Avec sa nouvelle technologie de vision par IA, Husqvarna ajoute une nouvelle capacité à ses Automower : la possibilité d’analyser visuellement leur environnement.
Une caméra intégrée observe ainsi la pelouse en temps réel. L’intelligence artificielle analyse les images et permet au robot de détecter des objets présents sur son trajet. Lorsqu’un obstacle est identifié, le robot peut adapter sa trajectoire afin de l’éviter.
Husqvarna explique que le traitement des images est effectué directement sur le robot. Les images capturées par la caméra ne sont donc pas stockées, transmises ou partagées.
C’est un point important à l’heure où l’arrivée de caméras dans les équipements de jardin pourrait naturellement susciter des interrogations concernant la vie privée.
Pourquoi mettre de l’intelligence artificielle dans un robot tondeuse ?
L’intérêt est finalement assez simple : réduire les risques d’accident et les interruptions de tonte.
Un jardin évolue constamment. Un ballon peut être laissé sur la pelouse, un jouet peut traîner après le passage des enfants ou une chaise de jardin peut avoir été déplacée.
Avec un robot traditionnel, la détection d’un obstacle peut être limitée aux systèmes mécaniques ou aux capteurs dont il dispose. Avec une caméra et une intelligence artificielle, le robot dispose d’une information supplémentaire : il peut analyser ce qu’il voit.
Husqvarna indique notamment que ses nouveaux robots peuvent détecter et éviter différents objets présents sur la pelouse.
L’objectif n’est donc pas uniquement de rendre le robot « plus intelligent ». C’est surtout de lui permettre de mieux s’adapter à un environnement qui n’est jamais parfaitement prévisible.
L’IA ne sert pas uniquement à éviter les obstacles
C’est probablement l’un des aspects les plus intéressants de cette nouvelle génération.
Chez Husqvarna, la caméra peut également participer à la navigation lorsque le signal satellite devient momentanément moins fiable.
La marque explique que la technologie de vision par IA fonctionne en complément de la navigation satellite.

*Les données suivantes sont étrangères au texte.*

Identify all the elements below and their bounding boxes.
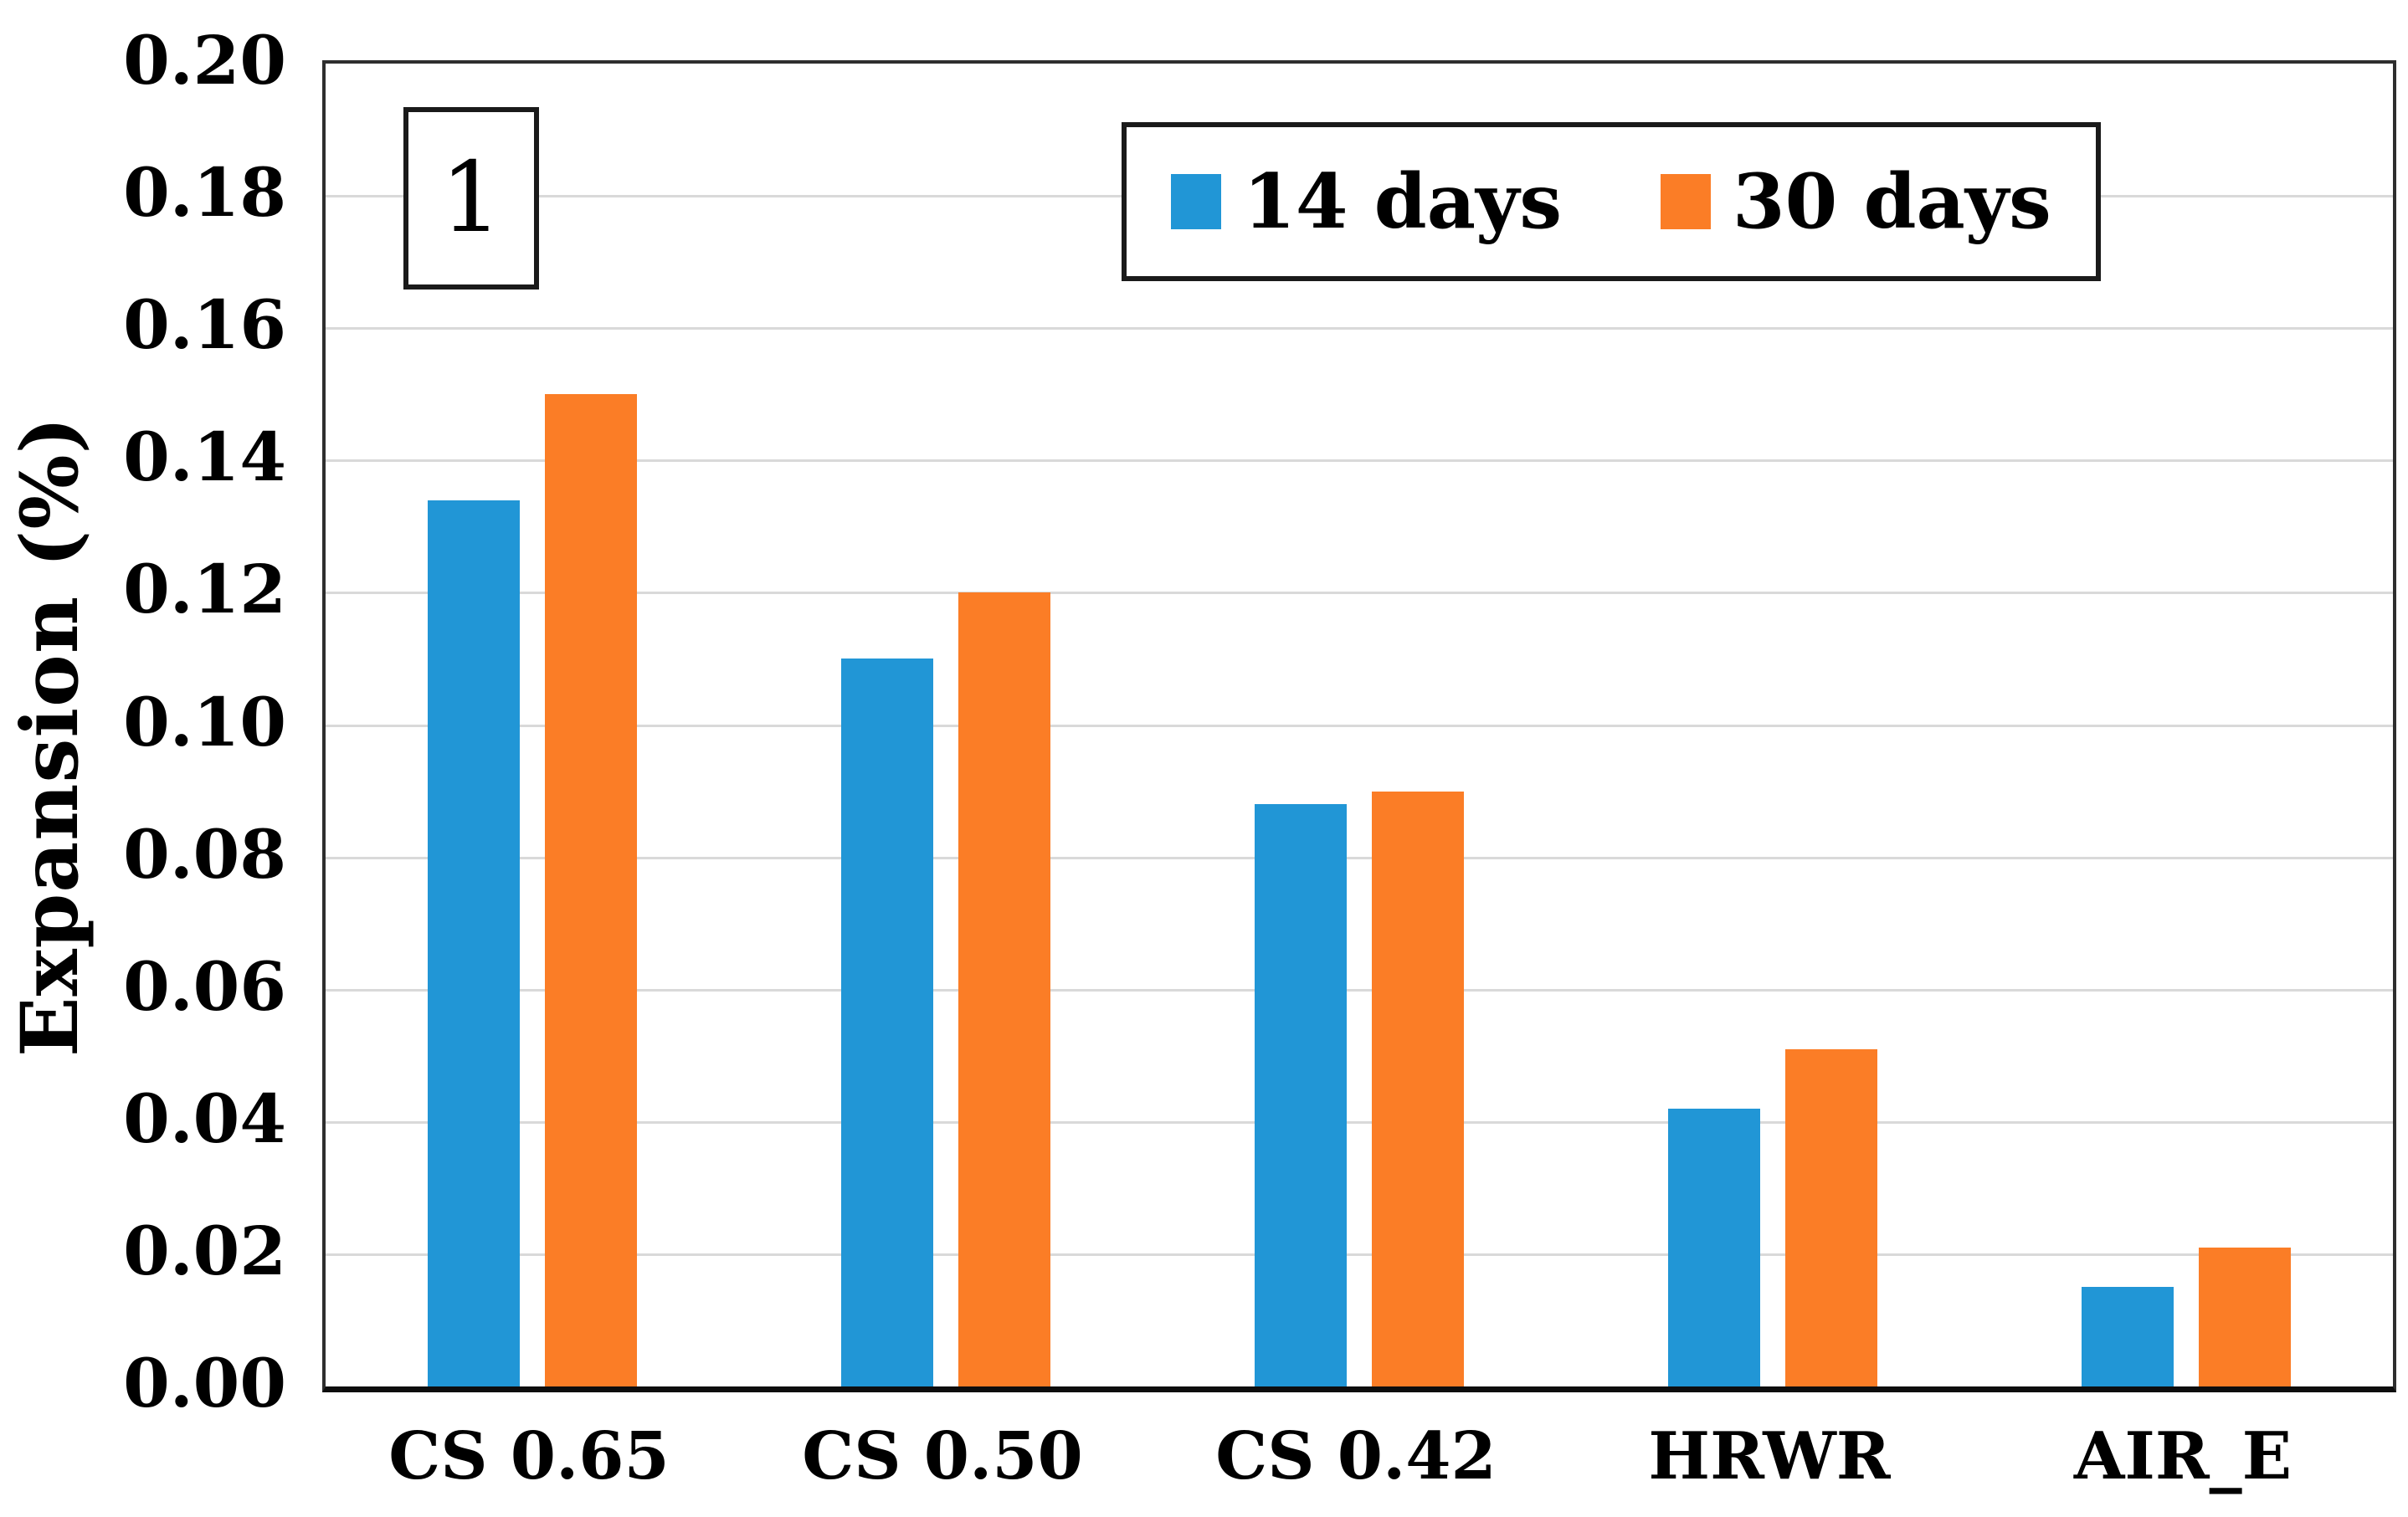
bar-30-days-cs-0.42 [1372, 791, 1464, 1386]
gridline [326, 1120, 2393, 1124]
plot-area [322, 60, 2396, 1392]
bar-30-days-cs-0.65 [545, 394, 637, 1386]
y-tick-label: 0.04 [123, 1079, 286, 1158]
bar-14-days-cs-0.42 [1255, 804, 1347, 1386]
gridline [326, 592, 2393, 595]
x-category-label: CS 0.50 [802, 1418, 1083, 1494]
bar-14-days-cs-0.50 [841, 659, 933, 1386]
y-tick-label: 0.02 [123, 1211, 286, 1290]
panel-label-box: 1 [403, 107, 539, 290]
gridline [326, 724, 2393, 727]
y-tick-label: 0.00 [123, 1344, 286, 1422]
y-tick-label: 0.08 [123, 814, 286, 894]
y-tick-label: 0.14 [123, 418, 286, 497]
gridline [326, 459, 2393, 463]
y-tick-label: 0.16 [123, 285, 286, 365]
bar-14-days-hrwr [1668, 1108, 1760, 1386]
x-category-label: CS 0.65 [388, 1418, 670, 1494]
x-category-label: AIR_E [2073, 1418, 2292, 1494]
x-category-label: CS 0.42 [1215, 1418, 1497, 1494]
bar-30-days-hrwr [1785, 1048, 1877, 1386]
bar-14-days-cs-0.65 [428, 500, 520, 1386]
bar-14-days-air_e [2082, 1287, 2174, 1386]
y-tick-label: 0.06 [123, 946, 286, 1026]
bar-30-days-cs-0.50 [958, 592, 1050, 1386]
legend-item-14-days: 14 days [1171, 164, 1562, 239]
x-axis-labels: CS 0.65 CS 0.50 CS 0.42 HRWR AIR_E [0, 1424, 2408, 1508]
legend: 14 days 30 days [1122, 122, 2101, 281]
panel-label: 1 [440, 141, 502, 254]
bar-30-days-air_e [2199, 1247, 2291, 1386]
gridline [326, 1253, 2393, 1256]
gridline [326, 327, 2393, 331]
x-category-label: HRWR [1648, 1418, 1891, 1494]
y-axis-ticks: 0.00 0.02 0.04 0.06 0.08 0.10 0.12 0.14 0.16 0.18… [67, 0, 286, 1517]
legend-swatch [1171, 174, 1222, 229]
legend-label: 30 days [1733, 157, 2051, 246]
y-tick-label: 0.20 [123, 21, 286, 100]
legend-item-30-days: 30 days [1661, 164, 2051, 239]
y-tick-label: 0.12 [123, 550, 286, 629]
legend-label: 14 days [1243, 157, 1562, 246]
legend-swatch [1661, 174, 1711, 229]
gridline [326, 856, 2393, 859]
gridline [326, 988, 2393, 992]
y-tick-label: 0.10 [123, 682, 286, 761]
y-tick-label: 0.18 [123, 153, 286, 233]
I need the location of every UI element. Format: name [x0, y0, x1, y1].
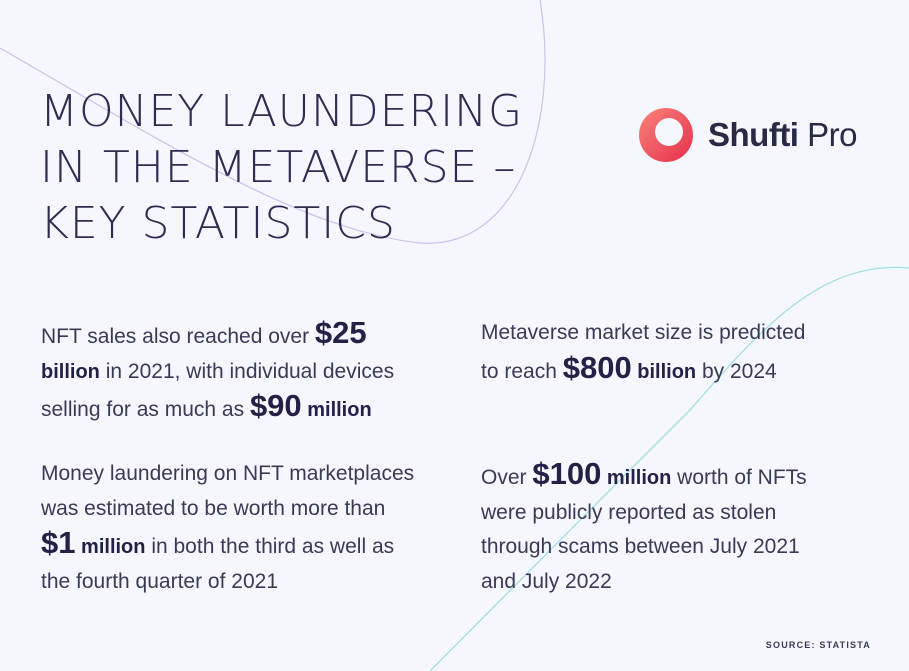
stat-text: the fourth quarter of 2021 [41, 569, 278, 593]
stat-line: were publicly reported as stolen [481, 496, 807, 531]
stat-text: through scams between July 2021 [481, 535, 800, 558]
stat-unit: billion [41, 360, 100, 383]
title-line-3: KEY STATISTICS [40, 198, 396, 249]
stat-text: in 2021, with individual devices [99, 359, 395, 383]
stat-line: billion in 2021, with individual devices [41, 355, 394, 390]
logo-brand-bold: Shufti [708, 116, 799, 153]
stat-line: $1 million in both the third as well as [41, 525, 414, 565]
stat-line: through scams between July 2021 [481, 530, 807, 565]
stat-text: and July 2022 [481, 569, 612, 593]
stat-figure: $25 [314, 315, 367, 350]
title-line-1: MONEY LAUNDERING [40, 86, 524, 137]
stat-line: selling for as much as $90 million [41, 388, 394, 428]
stat-metaverse-market-size: Metaverse market size is predicted to rea… [481, 316, 805, 389]
title-line-2: IN THE METAVERSE – [40, 142, 517, 193]
stat-line: Money laundering on NFT marketplaces [41, 457, 414, 492]
source-note: SOURCE: STATISTA [765, 640, 871, 650]
logo-ring-icon [639, 108, 693, 162]
stat-text: was estimated to be worth more than [41, 496, 386, 520]
stat-line: NFT sales also reached over $25 [41, 315, 394, 355]
stat-text: selling for as much as [41, 398, 250, 421]
stat-text: worth of NFTs [671, 466, 807, 489]
stat-unit: million [301, 399, 372, 421]
stat-text: were publicly reported as stolen [481, 500, 777, 524]
stat-nft-sales: NFT sales also reached over $25 billion i… [41, 315, 394, 428]
stat-text: to reach [481, 359, 563, 383]
stat-figure: $90 [249, 388, 302, 423]
stat-text: Metaverse market size is predicted [481, 321, 806, 344]
stat-text: Over [481, 466, 533, 489]
stat-line: the fourth quarter of 2021 [41, 565, 414, 600]
stat-text: Money laundering on NFT marketplaces [41, 462, 415, 485]
stat-stolen-nfts: Over $100 million worth of NFTs were publ… [481, 456, 807, 600]
logo-brand-regular: Pro [807, 116, 858, 153]
stat-nft-money-laundering: Money laundering on NFT marketplaces was … [41, 457, 414, 599]
stat-figure: $1 [41, 525, 76, 560]
stat-text: in both the third as well as [145, 535, 395, 558]
stat-unit: million [75, 536, 146, 558]
stat-line: Metaverse market size is predicted [481, 316, 805, 351]
stat-figure: $100 [532, 456, 602, 491]
page-title: MONEY LAUNDERING IN THE METAVERSE – KEY … [40, 84, 523, 252]
stat-text: by 2024 [696, 359, 777, 383]
shufti-pro-logo: Shufti Pro [638, 107, 858, 163]
stat-figure: $800 [562, 349, 632, 385]
stat-unit: billion [631, 360, 697, 383]
stat-line: and July 2022 [481, 565, 807, 600]
logo-wordmark: Shufti Pro [708, 116, 858, 154]
stat-unit: million [601, 467, 672, 489]
stat-line: Over $100 million worth of NFTs [481, 456, 807, 496]
stat-text: NFT sales also reached over [41, 325, 315, 348]
stat-line: to reach $800 billion by 2024 [481, 349, 805, 390]
stat-line: was estimated to be worth more than [41, 492, 414, 527]
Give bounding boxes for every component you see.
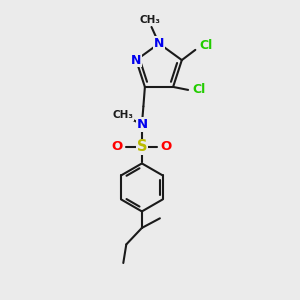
Text: S: S: [136, 140, 147, 154]
Text: N: N: [136, 118, 148, 131]
Text: N: N: [154, 37, 164, 50]
Text: Cl: Cl: [200, 40, 213, 52]
Text: CH₃: CH₃: [112, 110, 134, 120]
Text: N: N: [131, 54, 141, 67]
Text: CH₃: CH₃: [140, 15, 160, 26]
Text: O: O: [161, 140, 172, 153]
Text: Cl: Cl: [193, 83, 206, 96]
Text: O: O: [112, 140, 123, 153]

Lorsque le signal est faible ou temporairement perdu, le robot peut utiliser sa caméra pour vérifier son environnement et notamment détecter la présence d’herbe afin de poursuivre son déplacement.
Cela peut être particulièrement intéressant dans les jardins comportant :
- des arbres ;
- des bâtiments ;
- des zones où la réception satellite est moins bonne ;
- des passages étroits ;
- des configurations de terrain complexes.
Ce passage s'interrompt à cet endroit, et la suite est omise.